The end of Quest for Glory III referred to the game as Quest for Glory IV: Shadows of Darkness. The original manuals for the game referred to the game simply as Quest for Glory: Shadows of Darkness. It was later called Quest for Glory IV: Shadows of Darkness in the Quest for Glory Anthology collection manual. Quest for Glory II referred to it as Quest For Glory III: Shadows of Darkness.

==Release==
Initially, the game was released in December 1993 on nine 3.5" floppy diskettes (as were many other Sierra adventures at the time) to accommodate gamers who didn't have a CD-ROM drive. Pressure to adorn shelves before the holiday season marred the first release with bugs that frustrated the earliest players. Other factors were that the game was ambitious in scope and complex in design compared to other adventures, and Sierra's adventure game technology, the SCI engine, had been undergoing significant revisions during development. Sierra later shipped a version 1.1a patch that was completed on January 10, 1994, free of charge, to customers who requested it. This game was among the first few published games shipped with known software bugs that the publisher planned to later rectify by providing a patch. Fortunately, the main release soon followed. Appearing in September 1994, this finalized CD version brought full recorded dialogue, a new intro cinematic, and fixed gameplay. The jewel box came with a game CD, manual, store catalogue, and legalities. The floppy version came with a smaller and less detailed manual.

As the floppy version had no device-entrusted copyright protection, the player was asked to make several verifications at the beginning of each game. In the CD version, player progression is blocked until you brew a Rehydration Solution. The required preparation instructions and specific puzzle codes are in game's physical manual.

==Reception==
Computer Gaming World said in March 1994, "Offering a unique mix of dark mystery and light humor, Shadows of Darkness is another award winning adventure". The magazine's Scorpia in April 1994 was less positive. She liked the game's automatic combat option for "those like myself who despise arcade action in adventure games" but disliked the "weak to obscure" puzzles and described the end boss as "a letdown". Scorpia especially criticized its bugs, describing the game as perhaps "the sloppiest product ever released by Sierra" and requiring multiple patches and "numerous replays". She reported that the game's premature release for "'financial reasons'" had hurt Sierra's "reputation for releasing solid products", and hoped that "this is a one-time event and that Sierra is not going to join the ranks of other companies—too numerous to mention—who release shoddy product knowing they can get by with patches and upgrades, and who make pay-testers' of their customers", but concluded that "Shadows of Darkness was a disappointment".

James V. Trunzo reviewed Quest for Glory: Shadows of Darkness in White Wolf #43 (May, 1994), giving it a final evaluation of "Very Good" and stated that "If you like your games bloody and macabre, this one won't satisfy your unusual (sick?) tastes. If you simply want some challenging fun presented in a gothic setting, try the newest Quest for Glory."

Rowan Kaizer of Engadget and Ryan Stevens of GameTrailers consider it the best entry of the entire series.

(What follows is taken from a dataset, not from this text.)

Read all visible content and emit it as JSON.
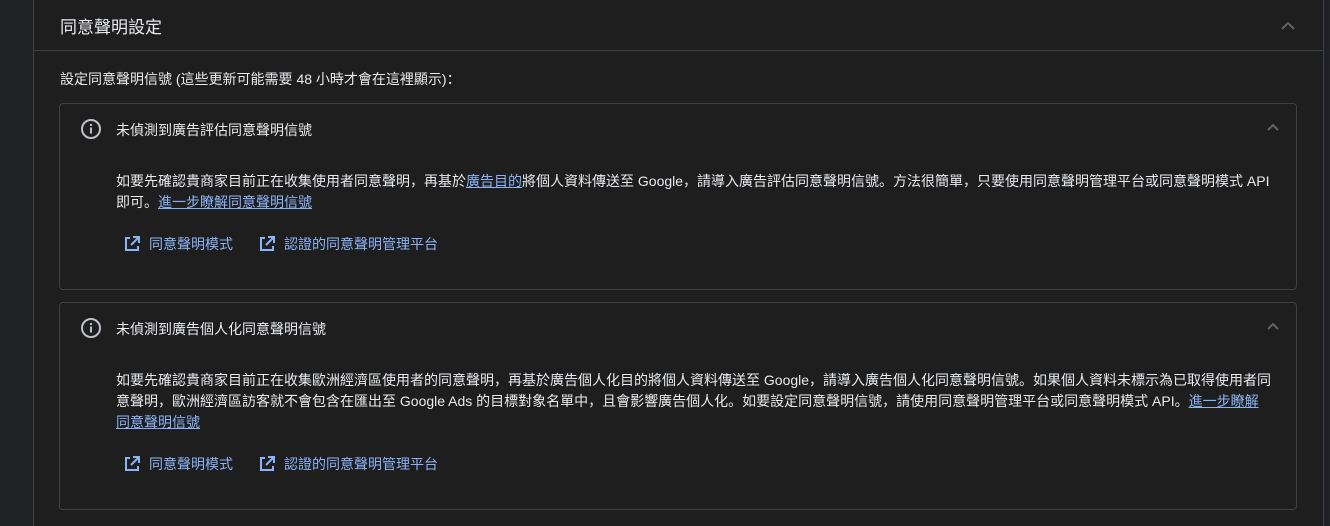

Michael Baker for RPGamer considers the installment a good game "worth money even twenty years on", scoring it 4 out of 5 stars. Adam Rosenberg of G4TV considers Shadows of Darkness "the most elaborate and well-designed" entry in the series. PC Gamers Richard Cobbett considers the game "absolutely wonderful". In 2011, Adventure Gamers named Shadows of Darkness the 23rd-best adventure game ever released.